Ce fut au milieu du siècle dernier que l’eau-de-vie commença à devenir une petite branche de commerce ; elle s’est accrue insensiblement, & elle est parvenue au point où nous la voyons aujourd’hui. Jusqu’à cette époque, on la distilloit pour la simple consommation des arts & des pharmacies. Cette liqueur étoit regardée comme très-nuisible à la santé ; des réglemens de police en proscrivirent l’usage ; enfin, par un édit du mois de décembre 1686, le gouvernement établit un droit de quatrième & de huitième, porté à 50 livres 8 sols, aux entrées de Paris, à l’effet, y est-il dit, d’empêcher la grande consommation qui s’en fait dans le royaume. Le besoin, l’habitude devinrent plus forts que la loi, & cette branche de commerce augmenta à tel point dès le commencement de ce siècle, que le ministère s’en occupa, donna des réglemens ; enfin, pour mieux favoriser le commerce de l’eau-de-vie de vin de raisin, il publia une déclaration du Roi du 24 janvier 1713, « qui défend, à peine de 3000 livres d’amende & de confiscation, la fabrication des eaux-de-vie de cidre & de poiré, dans toute l’étendue du royaume, à l’exception de la province de Normandie, & des différens diocèses qui composent celle de Bretagne, à la réserve du diocèse de Nantes ; de transporter desdites eaux-de-vie de l’une desdites provinces à l’autre, & dans tous les autres lieux & provinces du royaume, à peine de 2000 livres d’amende & de confiscation des eaux-de-vie & des voitures ; de transporter ces eaux-de-vie dans le pays étranger, & embarquer sur les vaisseaux étrangers, sous peine des mêmes amendes & de confiscation. »

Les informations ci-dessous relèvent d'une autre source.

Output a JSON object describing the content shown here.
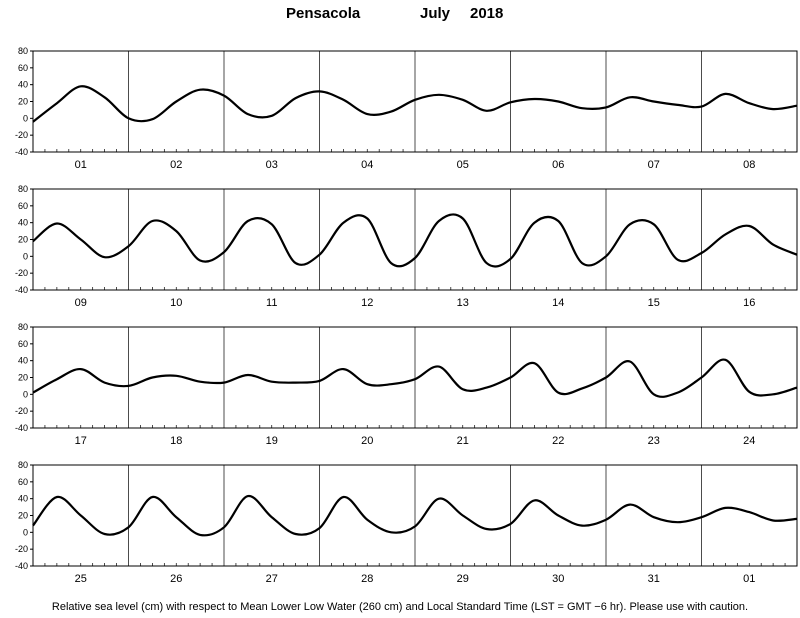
{
  "header": {
    "station": "Pensacola",
    "month": "July",
    "year": "2018"
  },
  "footnote": "Relative sea level (cm) with respect to Mean Lower Low Water (260 cm) and Local Standard Time (LST = GMT −6 hr). Please use with caution.",
  "chart_data": [
    {
      "type": "line",
      "panel": 1,
      "categories": [
        "01",
        "02",
        "03",
        "04",
        "05",
        "06",
        "07",
        "08"
      ],
      "x_unit": "day",
      "y_ticks": [
        80,
        60,
        40,
        20,
        0,
        -20,
        -40
      ],
      "ylim": [
        -40,
        80
      ],
      "grid": "vertical day boundaries",
      "series": [
        {
          "x": [
            0,
            0.25,
            0.5,
            0.75,
            1,
            1.25,
            1.5,
            1.75,
            2,
            2.25,
            2.5,
            2.75,
            3,
            3.25,
            3.5,
            3.75,
            4,
            4.25,
            4.5,
            4.75,
            5,
            5.25,
            5.5,
            5.75,
            6,
            6.25,
            6.5,
            6.75,
            7,
            7.25,
            7.5,
            7.75,
            8
          ],
          "y": [
            -4,
            18,
            38,
            25,
            0,
            -1,
            20,
            34,
            27,
            5,
            3,
            24,
            32,
            22,
            5,
            8,
            22,
            28,
            22,
            9,
            19,
            23,
            20,
            12,
            13,
            25,
            20,
            16,
            14,
            29,
            18,
            11,
            15
          ]
        }
      ]
    },
    {
      "type": "line",
      "panel": 2,
      "categories": [
        "09",
        "10",
        "11",
        "12",
        "13",
        "14",
        "15",
        "16"
      ],
      "x_unit": "day",
      "y_ticks": [
        80,
        60,
        40,
        20,
        0,
        -20,
        -40
      ],
      "ylim": [
        -40,
        80
      ],
      "grid": "vertical day boundaries",
      "series": [
        {
          "x": [
            0,
            0.25,
            0.5,
            0.75,
            1,
            1.25,
            1.5,
            1.75,
            2,
            2.25,
            2.5,
            2.75,
            3,
            3.25,
            3.5,
            3.75,
            4,
            4.25,
            4.5,
            4.75,
            5,
            5.25,
            5.5,
            5.75,
            6,
            6.25,
            6.5,
            6.75,
            7,
            7.25,
            7.5,
            7.75,
            8
          ],
          "y": [
            18,
            39,
            20,
            -1,
            12,
            42,
            30,
            -5,
            5,
            42,
            38,
            -8,
            2,
            40,
            45,
            -8,
            -2,
            42,
            45,
            -8,
            -3,
            40,
            42,
            -8,
            0,
            38,
            38,
            -4,
            4,
            26,
            36,
            14,
            2
          ]
        }
      ]
    },
    {
      "type": "line",
      "panel": 3,
      "categories": [
        "17",
        "18",
        "19",
        "20",
        "21",
        "22",
        "23",
        "24"
      ],
      "x_unit": "day",
      "y_ticks": [
        80,
        60,
        40,
        20,
        0,
        -20,
        -40
      ],
      "ylim": [
        -40,
        80
      ],
      "grid": "vertical day boundaries",
      "series": [
        {
          "x": [
            0,
            0.25,
            0.5,
            0.75,
            1,
            1.25,
            1.5,
            1.75,
            2,
            2.25,
            2.5,
            2.75,
            3,
            3.25,
            3.5,
            3.75,
            4,
            4.25,
            4.5,
            4.75,
            5,
            5.25,
            5.5,
            5.75,
            6,
            6.25,
            6.5,
            6.75,
            7,
            7.25,
            7.5,
            7.75,
            8
          ],
          "y": [
            2,
            18,
            30,
            14,
            10,
            20,
            22,
            15,
            14,
            23,
            15,
            14,
            16,
            30,
            12,
            12,
            18,
            33,
            6,
            8,
            20,
            37,
            2,
            7,
            20,
            39,
            0,
            2,
            20,
            41,
            3,
            0,
            8
          ]
        }
      ]
    },
    {
      "type": "line",
      "panel": 4,
      "categories": [
        "25",
        "26",
        "27",
        "28",
        "29",
        "30",
        "31",
        "01"
      ],
      "x_unit": "day",
      "y_ticks": [
        80,
        60,
        40,
        20,
        0,
        -20,
        -40
      ],
      "ylim": [
        -40,
        80
      ],
      "grid": "vertical day boundaries",
      "series": [
        {
          "x": [
            0,
            0.25,
            0.5,
            0.75,
            1,
            1.25,
            1.5,
            1.75,
            2,
            2.25,
            2.5,
            2.75,
            3,
            3.25,
            3.5,
            3.75,
            4,
            4.25,
            4.5,
            4.75,
            5,
            5.25,
            5.5,
            5.75,
            6,
            6.25,
            6.5,
            6.75,
            7,
            7.25,
            7.5,
            7.75,
            8
          ],
          "y": [
            8,
            42,
            20,
            -2,
            6,
            42,
            18,
            -3,
            6,
            43,
            18,
            -2,
            5,
            42,
            15,
            0,
            7,
            40,
            20,
            4,
            10,
            38,
            20,
            8,
            15,
            33,
            18,
            12,
            18,
            29,
            24,
            14,
            16
          ]
        }
      ]
    }
  ]
}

En encourageant la culture des vignes, & la distillation dans certaines provinces, & défendant la distillation dans les autres, le bien général de l’état fut livré à la fortune de quelques particuliers. Il est à supposer que ces encouragemens étoient alors nécessaires ; la même nécessité existe-t-elle aujourd’hui, & en résulte-t-il un bien réel pour l’état ? On ne m’accusera certainement pas de vouloir critiquer la législation ; personne n’est plus que moi soumis aux loix du Souverain, & n’a plus à cœur le bien public. Ce n’est donc pas en qualité de réformateur, mais en celle de citoyen que je vais proposer quelques idées. J’habite le Languedoc, j’y possède un vignoble assez considérable ; je parle donc contre mon intérêt particulier, qui doit se taire quand il s’agit de celui de la nation entière.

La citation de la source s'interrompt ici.